Tim Peters tim_one@email.msn.com
Tue, 16 Nov 1999 02:47:08 -0500


[Guido]
>> Does '\u0020' (no u prefix) have a meaning?

[MAL]
> No, \uXXXX is only defined for u"" strings or strings that are
> used to build Unicode objects with this encoding:

I believe your intent is that '\u0020' be exactly those 6 characters, just
as today.  That is, it does have a meaning, but its meaning differs between
Unicode string literals and regular string literals.

> Note that writing \uXX is an error, e.g. u"\u12 " will cause
> cause a syntax error.

Although I believe your intent <wink> is that, just as today, '\u12' is not
an error.

> Aside: I just noticed that '\x2010' doesn't give '\x20' + '10'
> but instead '\x10' -- is this intended ?

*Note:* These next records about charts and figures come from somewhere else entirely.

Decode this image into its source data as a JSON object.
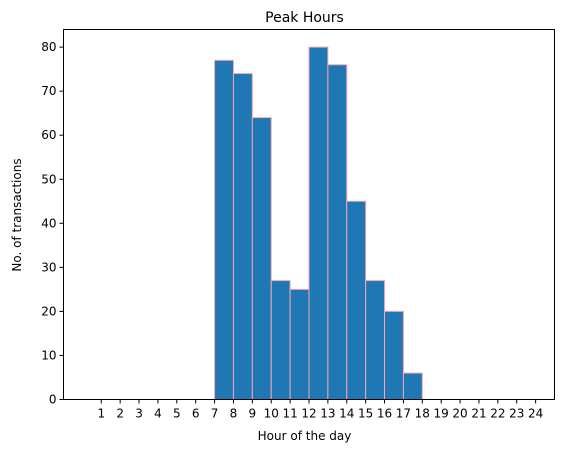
{
  "chart_data": {
    "type": "bar",
    "title": "Peak Hours",
    "xlabel": "Hour of the day",
    "ylabel": "No. of transactions",
    "categories": [
      "7",
      "8",
      "9",
      "10",
      "11",
      "12",
      "13",
      "14",
      "15",
      "16",
      "17"
    ],
    "values": [
      77,
      74,
      64,
      27,
      25,
      80,
      76,
      45,
      27,
      20,
      6
    ],
    "bin_edges": [
      7,
      8,
      9,
      10,
      11,
      12,
      13,
      14,
      15,
      16,
      17,
      18
    ],
    "x_ticks": [
      "1",
      "2",
      "3",
      "4",
      "5",
      "6",
      "7",
      "8",
      "9",
      "10",
      "11",
      "12",
      "13",
      "14",
      "15",
      "16",
      "17",
      "18",
      "19",
      "20",
      "21",
      "22",
      "23",
      "24"
    ],
    "y_ticks": [
      "0",
      "10",
      "20",
      "30",
      "40",
      "50",
      "60",
      "70",
      "80"
    ],
    "xlim": [
      -1,
      25
    ],
    "ylim": [
      0,
      84
    ],
    "grid": false,
    "bar_color": "#1f77b4",
    "edge_color": "#f4a6b4"
  }
}
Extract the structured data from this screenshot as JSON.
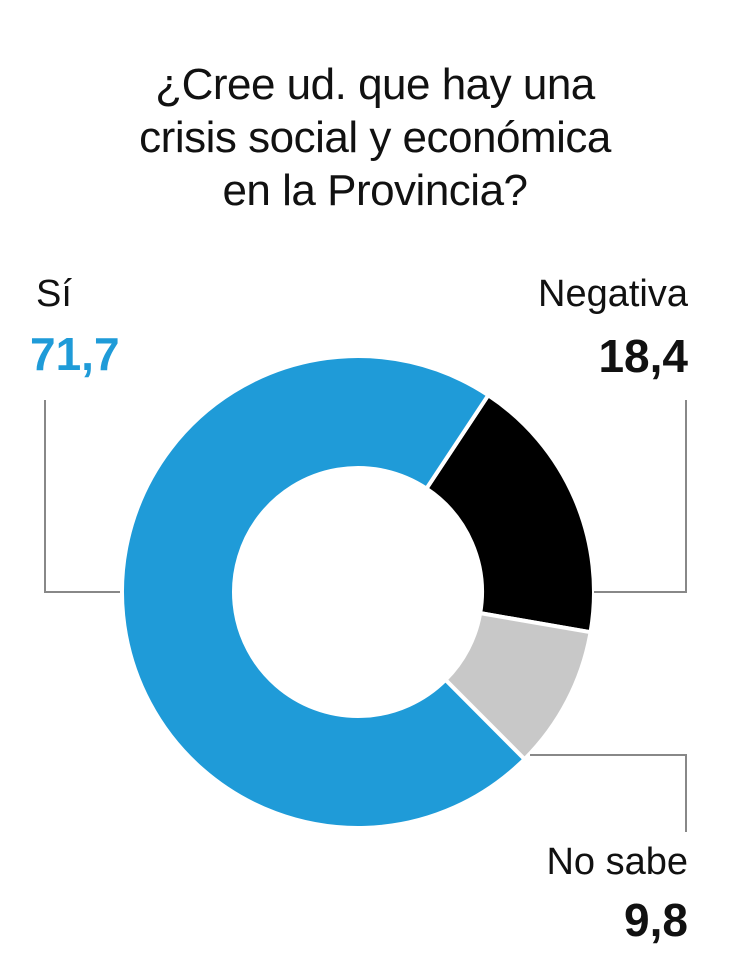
{
  "chart_data": {
    "type": "pie",
    "title_lines": [
      "¿Cree ud. que hay una",
      "crisis social y económica",
      "en la Provincia?"
    ],
    "slices": [
      {
        "label": "Sí",
        "value": 71.7,
        "value_text": "71,7",
        "color": "#1f9bd8"
      },
      {
        "label": "Negativa",
        "value": 18.4,
        "value_text": "18,4",
        "color": "#000000"
      },
      {
        "label": "No sabe",
        "value": 9.8,
        "value_text": "9,8",
        "color": "#c8c8c8"
      }
    ],
    "legend": "none",
    "grid": false
  }
}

Yes; see 2.4.1 ("String literals") of the Lang Ref.  Blame the C committee
for not defining \x in a platform-independent way.  Note that a Python \x
escape consumes *all* following hex characters, no matter how many -- and
ignores all but the last two.

> This [raw Unicode strings] can be had via unicode():
>
> u = unicode(r'\a\b\c\u0020','unicode-escaped')
>
> If that's too long, define a ur() function which wraps up the
> above line in a function.

As before, I think that's fine for now, but won't stand forever.